Industrialisasi Negara Berkembang dan Perdagangan Bebas Dalam Teori, Dalam teori-teori
pembangunan, industrialisasi di negara-negara berkembang mempunyai latar
belakang yang berbeda dengan negara maju. Gagasan industrialisasi di negara
berkembang tersebut dapat ditelusuri dari teori tentang pembagian kerja secara
internasional dimana teori ini pula yang mendasari pentingnya perdagangan bebas
yang merupakan produk pemikiran para ekonom klasik, sehingga sebenarnya antara
industrialisasi dan perdagangan bebas merupakan dua hal yang sangat terkait
secara teoritis. Dalam teori ini dinyatakan tentang pentingnya spesialisasi
produksi setiap negara berdasarkan keunggulan komparatif yang dimilikinya.

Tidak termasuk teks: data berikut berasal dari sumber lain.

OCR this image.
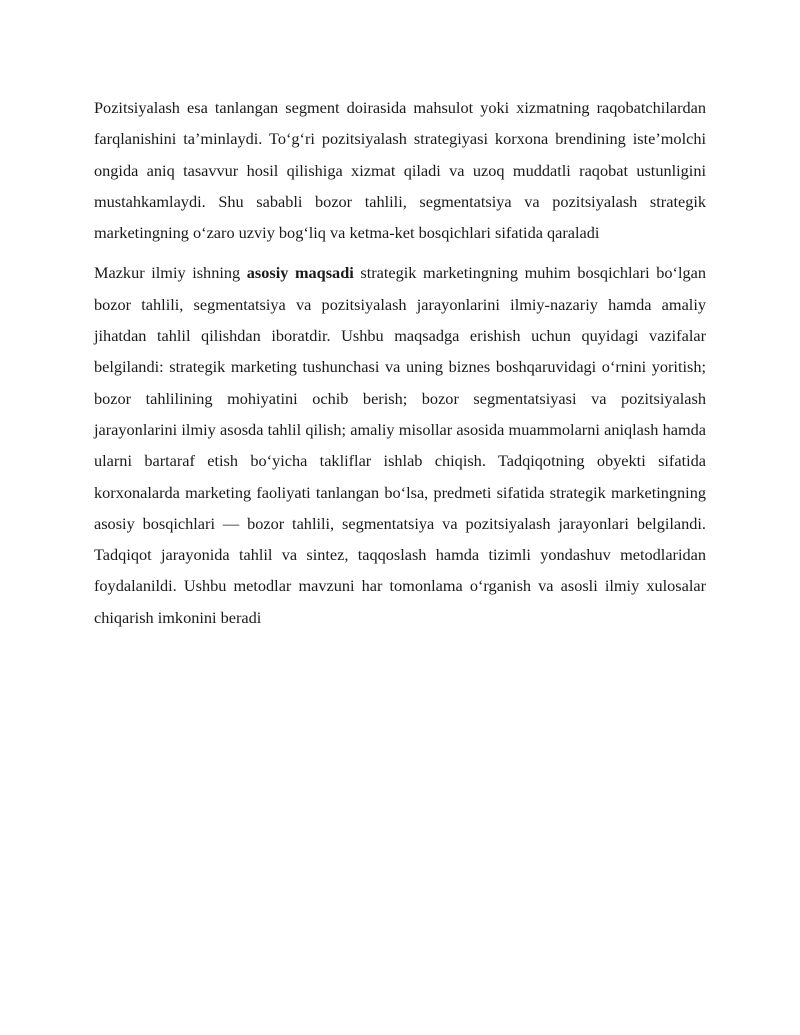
Pozitsiyalash esa tanlangan segment doirasida mahsulot yoki xizmatning raqobatchilardan farqlanishini ta’minlaydi. To‘g‘ri pozitsiyalash strategiyasi korxona brendining iste’molchi ongida aniq tasavvur hosil qilishiga xizmat qiladi va uzoq muddatli raqobat ustunligini mustahkamlaydi. Shu sababli bozor tahlili, segmentatsiya va pozitsiyalash strategik marketingning o‘zaro uzviy bog‘liq va ketma-ket bosqichlari sifatida qaraladi

Mazkur ilmiy ishning asosiy maqsadi strategik marketingning muhim bosqichlari bo‘lgan bozor tahlili, segmentatsiya va pozitsiyalash jarayonlarini ilmiy-nazariy hamda amaliy jihatdan tahlil qilishdan iboratdir. Ushbu maqsadga erishish uchun quyidagi vazifalar belgilandi: strategik marketing tushunchasi va uning biznes boshqaruvidagi o‘rnini yoritish; bozor tahlilining mohiyatini ochib berish; bozor segmentatsiyasi va pozitsiyalash jarayonlarini ilmiy asosda tahlil qilish; amaliy misollar asosida muammolarni aniqlash hamda ularni bartaraf etish bo‘yicha takliflar ishlab chiqish. Tadqiqotning obyekti sifatida korxonalarda marketing faoliyati tanlangan bo‘lsa, predmeti sifatida strategik marketingning asosiy bosqichlari — bozor tahlili, segmentatsiya va pozitsiyalash jarayonlari belgilandi. Tadqiqot jarayonida tahlil va sintez, taqqoslash hamda tizimli yondashuv metodlaridan foydalanildi. Ushbu metodlar mavzuni har tomonlama o‘rganish va asosli ilmiy xulosalar chiqarish imkonini beradi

Negara-negara berkembang yang memiliki tanah subur sebaiknya melakukan
spesialisasi dalam produksi pertanian. Sementara itu negara-negara di kawasan Utara
yang iklimnya tidak cocok untuk pertanian sebaiknya melakukan kegiatan produksi
di industri. Bila kedua kelompok negara tersebut mengabaikan prinsip keunggulan
komparatif tersebut, maka yang terjadi adalah inefisiensi produksi.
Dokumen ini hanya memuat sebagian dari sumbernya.